About 90 percent of investors come in through regional centers, which are private-sector entities that pool investor money to develop hotels, ski resorts and other projects.

The regional center part of the program was set to expire last Friday, and lawmakers had come close to a compromise that would have reauthorized it for another five years, but with many changes designed to addresses myriad criticisms.

A Government Accountability Office report this year said that U.S. Citizenship and Immigration Services, which oversees the program, can’t effectively detect investment-related fraud or assess the program’s economic benefits. California Sen. Dianne Feinstein called for abolishing the regional center program.

The program, is relatively small, granting up to 10,000 visas per year for investors and their family members. In the past two years, most have gone to Chinese applicants.

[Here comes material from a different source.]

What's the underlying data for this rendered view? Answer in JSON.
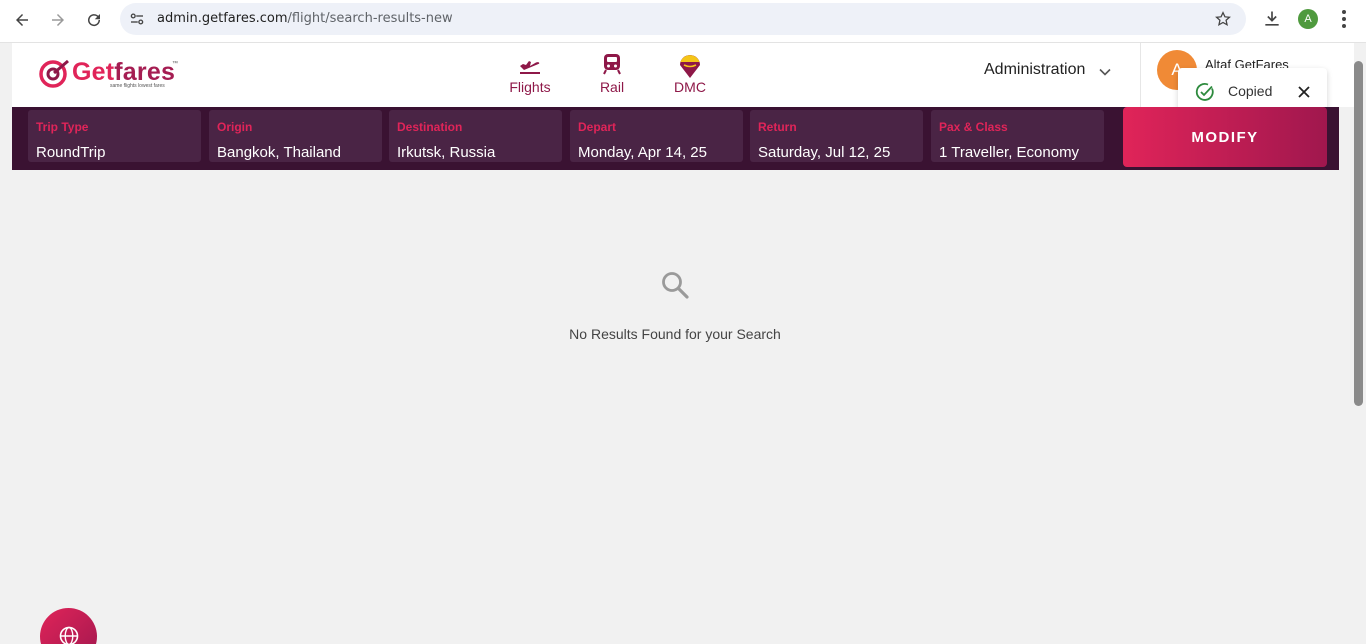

The vast majority of investors come in at the $500,000 level, which requires an investment in either a rural area or a “targeted employment area,” defined as an urban area with an unemployment rate of at least 150 percent of the national average.

These areas, however, are poorly defined.

Developers have been getting EB-5 funding at the $500,000 level to build luxury condos and other projects in affluent urban neighborhoods by expanding the boundaries of their targeted employment to area to include low-income communities, which critics say is gerrymandering.

California has tightened this loophole by defining a targeted investment area as 12 or fewer contiguous census tracts with a total average unemployment rate of 150 percent of the national average. A census tract can be as small as a city block to as large as a county in sparsely populated areas.

The compromise bill that almost passed would have adopted the California definition nationwide and raised the minimum investment required in such areas to $800,000 from $500,000. That would have reduced, but not eliminated, the ability to fund projects in affluent urban areas at the lower investment level.

It also would have imposed a new $10,000 filing fee per investor. Those fees would have been used to fund other government programs. It also would have imposed new monitoring responsibilities on the immigration service.

The compromise fell apart when, at the last minute, another provision was added, said H. Ronald Klasko, a Philadelphia immigration attorney who represents regional centers and developers.

It would have reserved 2,000 of the visas per year for investments in rural areas and 2,000 for investments in “urban priority areas, basically impoverished areas,” he said. But there aren’t many projects in those two areas. It also reserved 2,000 for investments in non-targeted areas at the $1 million level.

That would have left only 4,000 visas for the type of projects most investors and developers wanted to fund. “By most estimates, people would have a wait in excess of 15 years,” for those types of visas, Klasko said.

“In the end, almost all of the industry groups thought the changes could potentially destroy the program and we were better getting the extension through Sept. 30 and dealing with the changes next year,” he added.